2.5. Limitations of the study

By comparing UK and Swedish GSDs, we hypothesized that we would be able to detect selection signatures for behavior because behavior was the main selection target in the Swedish population. However, we found that the geographical origin of the dogs was confounded with other attributes, for example, coat color and length. We addressed the issue of which trait(s) were under selection by characterizing the relationship between selection signatures and associations with phenotypic attributes (behavior, coat length, coat color), recognizing that the sample size for the association analyses within populations was small and therefore these results should be interpreted with caution. In addition, measurements on other morphological traits (eg, body size and weight) were not available, but these might also be under selection and should be considered in future studies. We conclude that our study of GSD has identified selection signatures probably driven by selection for coat color and length (eg, at the ASIP and FGF5 genes) as well as other signatures that may be related to differential selection for behavior between the Swedish and UK populations. Functional analyses are needed to test whether the identified candidate genes within regions showing evidence of selection do influence dog behavior characteristics.

3. MATERIAL AND METHODS

3.1. SNP genotyping and quality control

DNA was extracted from saliva samples collected with Performagene PG‐100 swabs (UK population) or blood samples (Swedish population). The genotyping was performed using the CanineHD Whole‐Genome Genotyping BeadChip ⁶³ featuring 172 115 SNPs. The data were filtered for sample call rate of >90%, SNP call rate > 98%, reproducibility (GTS) > 0.6 and low or confounded signal characterized by AB R mean (mean normalized intensity of the AB cluster) > 0.3 in GenomeStudio version 2.0. Minor allele frequency filtering of >0.01 was used to include rare but informative variants, leaving a final data set of 108 817 SNPs for analyses. Genotype information was available for 741 GSDs. Following further sample‐based quality control, closely related dogs were removed following the procedure described in Chen et al. ⁶⁴ Briefly, a pruned genotype data set to remove closely related dogs was created for SNPs with MAF > 0.05 using PLINK version 1.9 ⁶⁵ : based on the variance inflation factor, a function of the multiple correlation coefficient of a given SNP regressed on all other SNPs within a window (using default parameters: window size = 50 SNPs, overlapping SNPs for shifting windows = 5, the variance inflation factor threshold = 2). Then, GCTA version 1.24.7 ⁶⁶ was used to compute the genetic relationship matrix and to remove one dog per pair with a genetic relationship higher than 0.2 (equivalent to second degree or closer relatives) leaving a final set of 182 UK and 68 Swedish GSDs for subsequent analyses.

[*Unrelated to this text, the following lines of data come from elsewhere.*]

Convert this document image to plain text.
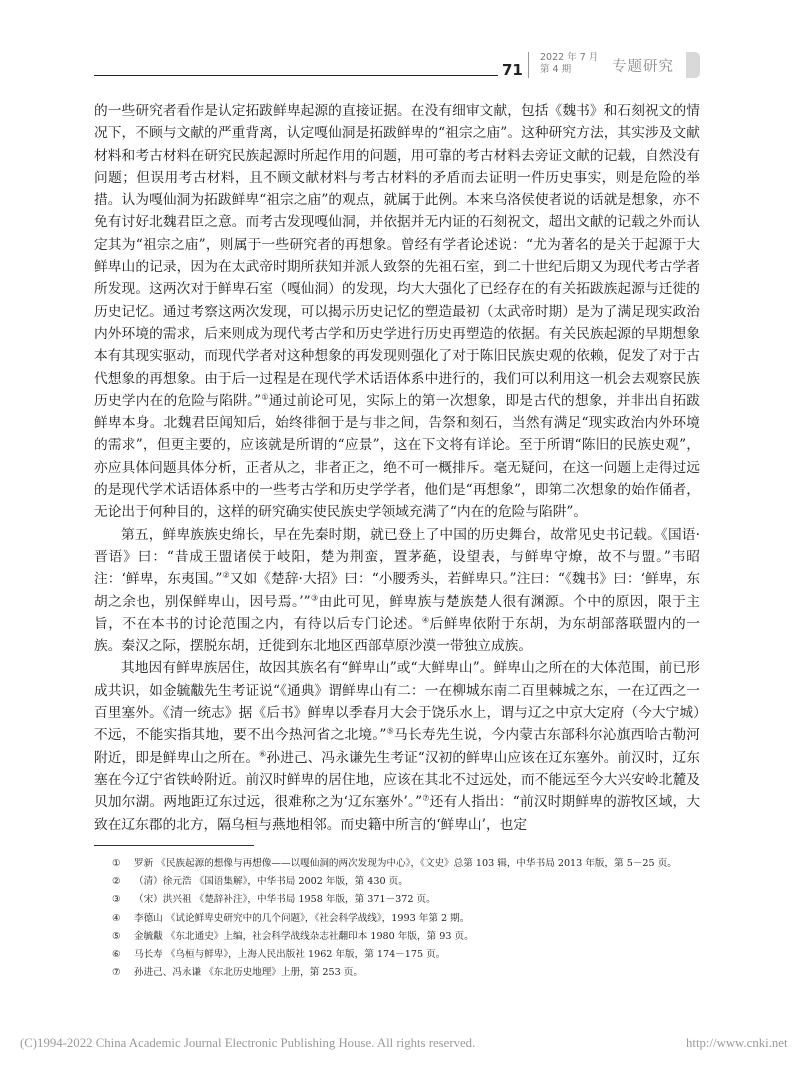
71
2022 年 7 月
第 4 期	专题研究

的一些研究者看作是认定拓跋鲜卑起源的直接证据。在没有细审文献，包括《魏书》和石刻祝文的情况下，不顾与文献的严重背离，认定嘎仙洞是拓跋鲜卑的“祖宗之庙”。这种研究方法，其实涉及文献材料和考古材料在研究民族起源时所起作用的问题，用可靠的考古材料去旁证文献的记载，自然没有问题；但误用考古材料，且不顾文献材料与考古材料的矛盾而去证明一件历史事实，则是危险的举措。认为嘎仙洞为拓跋鲜卑“祖宗之庙”的观点，就属于此例。本来乌洛侯使者说的话就是想象，亦不免有讨好北魏君臣之意。而考古发现嘎仙洞，并依据并无内证的石刻祝文，超出文献的记载之外而认定其为“祖宗之庙”，则属于一些研究者的再想象。曾经有学者论述说：“尤为著名的是关于起源于大鲜卑山的记录，因为在太武帝时期所获知并派人致祭的先祖石室，到二十世纪后期又为现代考古学者所发现。这两次对于鲜卑石室（嘎仙洞）的发现，均大大强化了已经存在的有关拓跋族起源与迁徙的历史记忆。通过考察这两次发现，可以揭示历史记忆的塑造最初（太武帝时期）是为了满足现实政治内外环境的需求，后来则成为现代考古学和历史学进行历史再塑造的依据。有关民族起源的早期想象本有其现实驱动，而现代学者对这种想象的再发现则强化了对于陈旧民族史观的依赖，促发了对于古代想象的再想象。由于后一过程是在现代学术话语体系中进行的，我们可以利用这一机会去观察民族历史学内在的危险与陷阱。”①通过前论可见，实际上的第一次想象，即是古代的想象，并非出自拓跋鲜卑本身。北魏君臣闻知后，始终徘徊于是与非之间，告祭和刻石，当然有满足“现实政治内外环境的需求”，但更主要的，应该就是所谓的“应景”，这在下文将有详论。至于所谓“陈旧的民族史观”，亦应具体问题具体分析，正者从之，非者正之，绝不可一概排斥。毫无疑问，在这一问题上走得过远的是现代学术话语体系中的一些考古学和历史学学者，他们是“再想象”，即第二次想象的始作俑者，无论出于何种目的，这样的研究确实使民族史学领域充满了“内在的危险与陷阱”。

第五，鲜卑族族史绵长，早在先秦时期，就已登上了中国的历史舞台，故常见史书记载。《国语·晋语》曰：“昔成王盟诸侯于岐阳，楚为荆蛮，置茅蕝，设望表，与鲜卑守燎，故不与盟。”韦昭注：‘鲜卑，东夷国。”②又如《楚辞·大招》曰：“小腰秀头，若鲜卑只。”注曰：“《魏书》曰：‘鲜卑，东胡之余也，别保鲜卑山，因号焉。’”③由此可见，鲜卑族与楚族楚人很有渊源。个中的原因，限于主旨，不在本书的讨论范围之内，有待以后专门论述。④后鲜卑依附于东胡，为东胡部落联盟内的一族。秦汉之际，摆脱东胡，迁徙到东北地区西部草原沙漠一带独立成族。

其地因有鲜卑族居住，故因其族名有“鲜卑山”或“大鲜卑山”。鲜卑山之所在的大体范围，前已形成共识，如金毓黻先生考证说“《通典》谓鲜卑山有二：一在柳城东南二百里棘城之东，一在辽西之一百里塞外。《清一统志》据《后书》鲜卑以季春月大会于饶乐水上，谓与辽之中京大定府（今大宁城）不远，不能实指其地，要不出今热河省之北境。”⑤马长寿先生说，今内蒙古东部科尔沁旗西哈古勒河附近，即是鲜卑山之所在。⑥孙进己、冯永谦先生考证“汉初的鲜卑山应该在辽东塞外。前汉时，辽东塞在今辽宁省铁岭附近。前汉时鲜卑的居住地，应该在其北不过远处，而不能远至今大兴安岭北麓及贝加尔湖。两地距辽东过远，很难称之为‘辽东塞外’。”⑦还有人指出：“前汉时期鲜卑的游牧区域，大致在辽东郡的北方，隔乌桓与燕地相邻。而史籍中所言的‘鲜卑山’，也定

①	罗新 《民族起源的想像与再想像——以嘎仙洞的两次发现为中心》，《文史》总第 103 辑，中华书局 2013 年版，第 5－25 页。
②	（清）徐元浩 《国语集解》，中华书局 2002 年版，第 430 页。
③	（宋）洪兴祖 《楚辞补注》，中华书局 1958 年版，第 371－372 页。
④	李德山 《试论鲜卑史研究中的几个问题》，《社会科学战线》，1993 年第 2 期。
⑤	金毓黻 《东北通史》上编，社会科学战线杂志社翻印本 1980 年版，第 93 页。
⑥	马长寿 《乌桓与鲜卑》，上海人民出版社 1962 年版，第 174－175 页。
⑦	孙进己、冯永谦 《东北历史地理》上册，第 253 页。
(C)1994-2022 China Academic Journal Electronic Publishing House. All rights reserved.	http://www.cnki.net
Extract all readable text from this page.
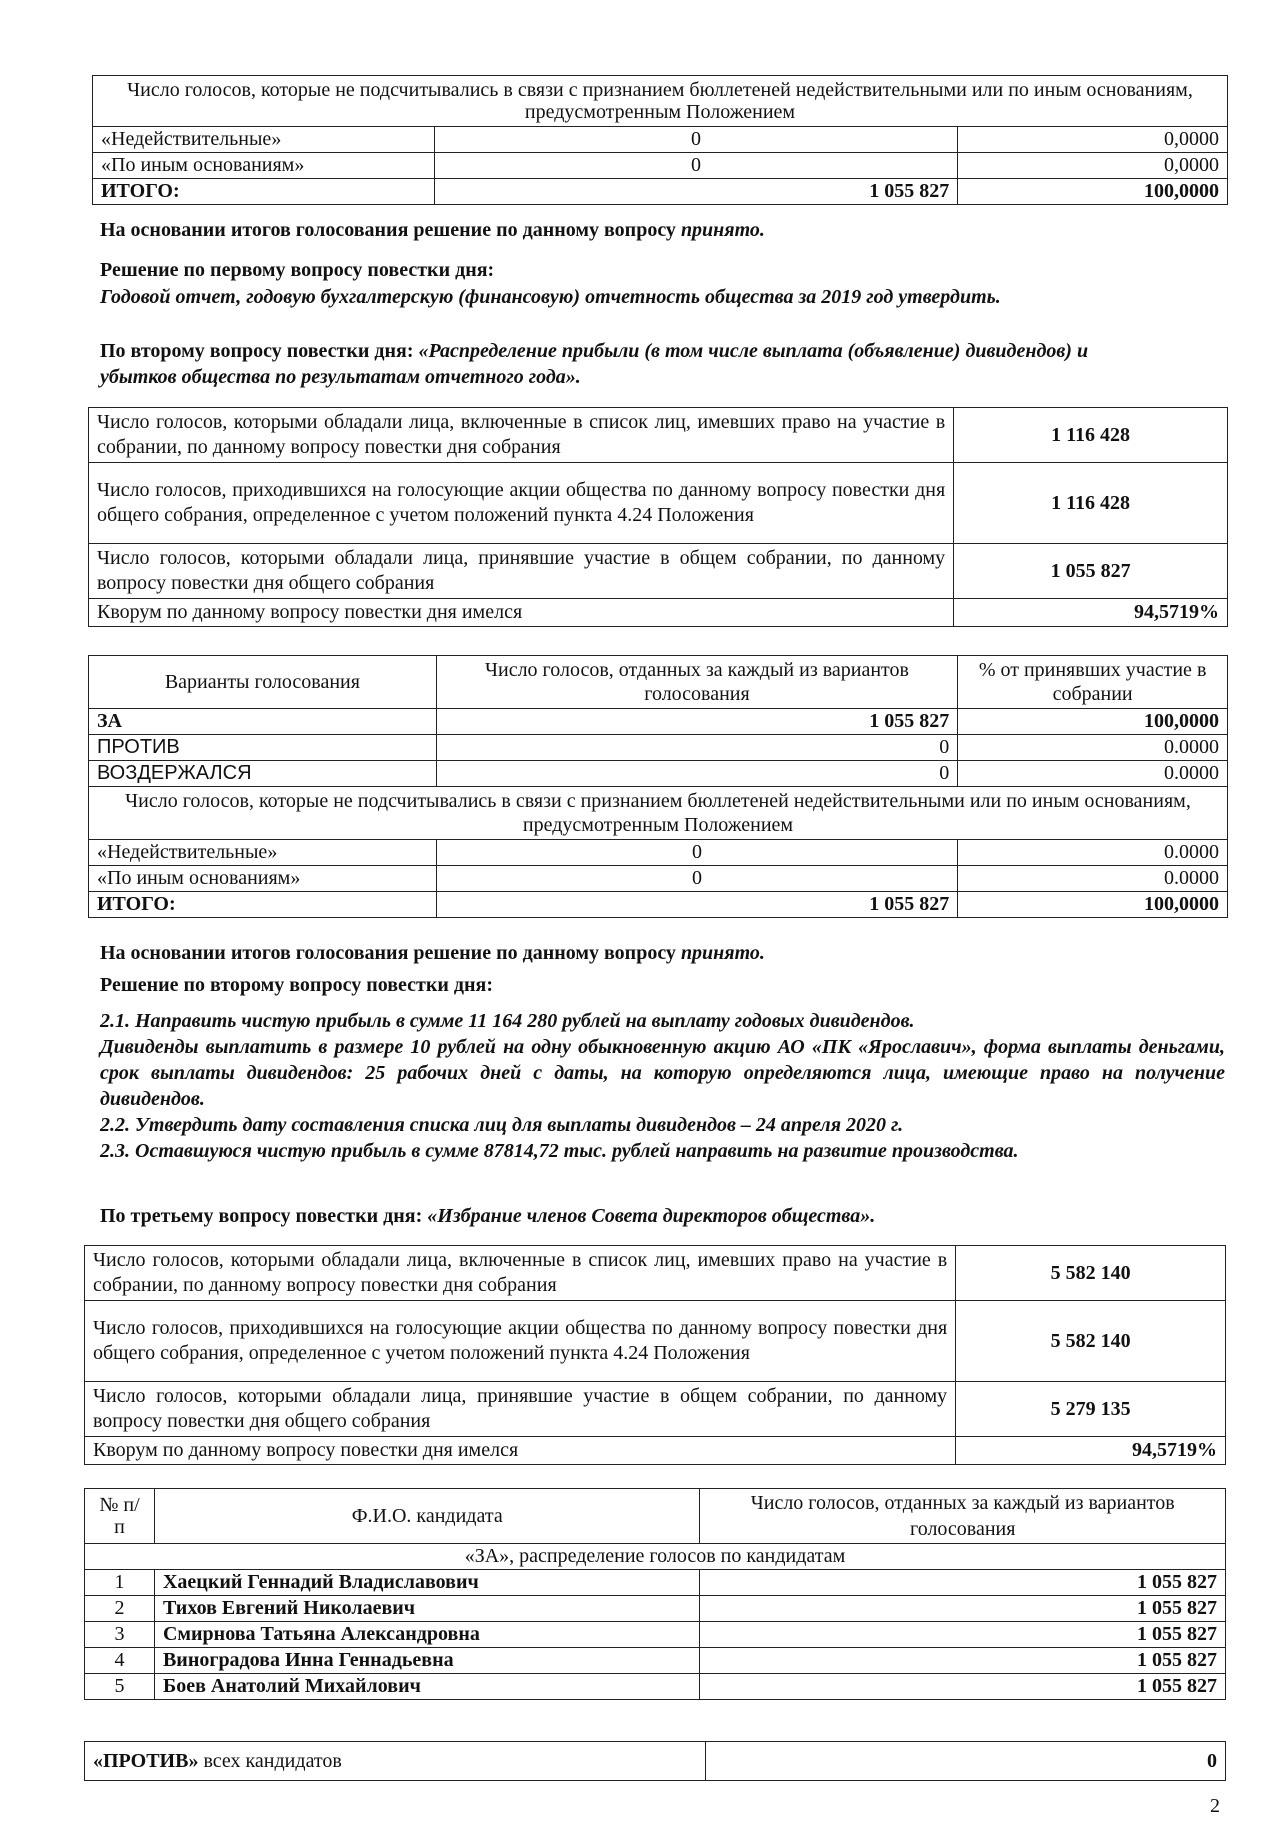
Число голосов, которые не подсчитывались в связи с признанием бюллетеней недействительными или по иным основаниям, предусмотренным Положением		
«Недействительные»	0	0,0000
«По иным основаниям»	0	0,0000
ИТОГО:	1 055 827	100,0000
На основании итогов голосования решение по данному вопросу принято.
Решение по первому вопросу повестки дня:
Годовой отчет, годовую бухгалтерскую (финансовую) отчетность общества за 2019 год утвердить.
По второму вопросу повестки дня: «Распределение прибыли (в том числе выплата (объявление) дивидендов) и убытков общества по результатам отчетного года».
Число голосов, которыми обладали лица, включенные в список лиц, имевших право на участие в собрании, по данному вопросу повестки дня собрания	1 116 428
Число голосов, приходившихся на голосующие акции общества по данному вопросу повестки дня общего собрания, определенное с учетом положений пункта 4.24 Положения	1 116 428
Число голосов, которыми обладали лица, принявшие участие в общем собрании, по данному вопросу повестки дня общего собрания	1 055 827
Кворум по данному вопросу повестки дня имелся	94,5719%
Варианты голосования	Число голосов, отданных за каждый из вариантов голосования	% от принявших участие в собрании
ЗА	1 055 827	100,0000
ПРОТИВ	0	0.0000
ВОЗДЕРЖАЛСЯ	0	0.0000
Число голосов, которые не подсчитывались в связи с признанием бюллетеней недействительными или по иным основаниям, предусмотренным Положением		
«Недействительные»	0	0.0000
«По иным основаниям»	0	0.0000
ИТОГО:	1 055 827	100,0000
На основании итогов голосования решение по данному вопросу принято.
Решение по второму вопросу повестки дня:
2.1. Направить чистую прибыль в сумме 11 164 280 рублей на выплату годовых дивидендов.
Дивиденды выплатить в размере 10 рублей на одну обыкновенную акцию АО «ПК «Ярославич», форма выплаты деньгами, срок выплаты дивидендов: 25 рабочих дней с даты, на которую определяются лица, имеющие право на получение дивидендов.
2.2. Утвердить дату составления списка лиц для выплаты дивидендов – 24 апреля 2020 г.
2.3. Оставшуюся чистую прибыль в сумме 87814,72 тыс. рублей направить на развитие производства.
По третьему вопросу повестки дня: «Избрание членов Совета директоров общества».
Число голосов, которыми обладали лица, включенные в список лиц, имевших право на участие в собрании, по данному вопросу повестки дня собрания	5 582 140
Число голосов, приходившихся на голосующие акции общества по данному вопросу повестки дня общего собрания, определенное с учетом положений пункта 4.24 Положения	5 582 140
Число голосов, которыми обладали лица, принявшие участие в общем собрании, по данному вопросу повестки дня общего собрания	5 279 135
Кворум по данному вопросу повестки дня имелся	94,5719%
№ п/п	Ф.И.О. кандидата	Число голосов, отданных за каждый из вариантов голосования
«ЗА», распределение голосов по кандидатам		
1	Хаецкий Геннадий Владиславович	1 055 827
2	Тихов Евгений Николаевич	1 055 827
3	Смирнова Татьяна Александровна	1 055 827
4	Виноградова Инна Геннадьевна	1 055 827
5	Боев Анатолий Михайлович	1 055 827
«ПРОТИВ» всех кандидатов	0
2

3.2. Samples and phenotypes

The GSDs used in this analysis originated from the UK and Sweden. For the UK population, GSDs that were at least 2 years old and registered with the UK Kennel Club were recruited via email to participate in a study on behavior genetics. ¹⁴ , ⁶⁷ GSDs from the UK population were bred by multiple breeders and primarily were pet dogs. All GSDs from the Swedish population were bred within the breeding program of the SAF starting in 2004 with the purpose of becoming working dogs. The strongest systematic selection pressure in the SAF breeding program is for behavior traits. Briefly, puppies were raised at the SAF, weaned at the age of 8 weeks and then fostered by members of the Swedish public. ⁶⁸ After a behavior test at the age of 15 to 18 months, some dogs started working with the SAF, Swedish Police or other authorities and companies, and/or were selected as breeding animals, whereas others were kept as pet dogs. For the Swedish population, owners, trainers, or handlers of GSDs bred within the breeding program of the SAF were invited via email or letter to participate in the study. Several phenotypes were analyzed. Data on GSD behavior was assessed using the Canine Behavior and Research Questionnaire (C‐BARQ). ⁶⁹ The C‐BARQ consists of questions related to training and obedience, aggression, fear and anxiety, separation‐related behavior, excitability, attachment, and attention seeking, and miscellaneous behaviors. To calculate the behavior traits, a PCA was applied to the data to condense the questions to a smaller number of 13 components, as described in Reference 14. The dogs' scores for the 13 components, adjusted for fixed effects (excluding cohort) as described in Reference 67, were considered as adjusted behavior traits in the subsequent analyses. Other dog characteristics (eg, sex, coat color, coat length, role) were assessed using a lifestyle survey. ¹⁴ Summary statistics for behavior traits and other characteristics within the two GSD populations are given in Table S1.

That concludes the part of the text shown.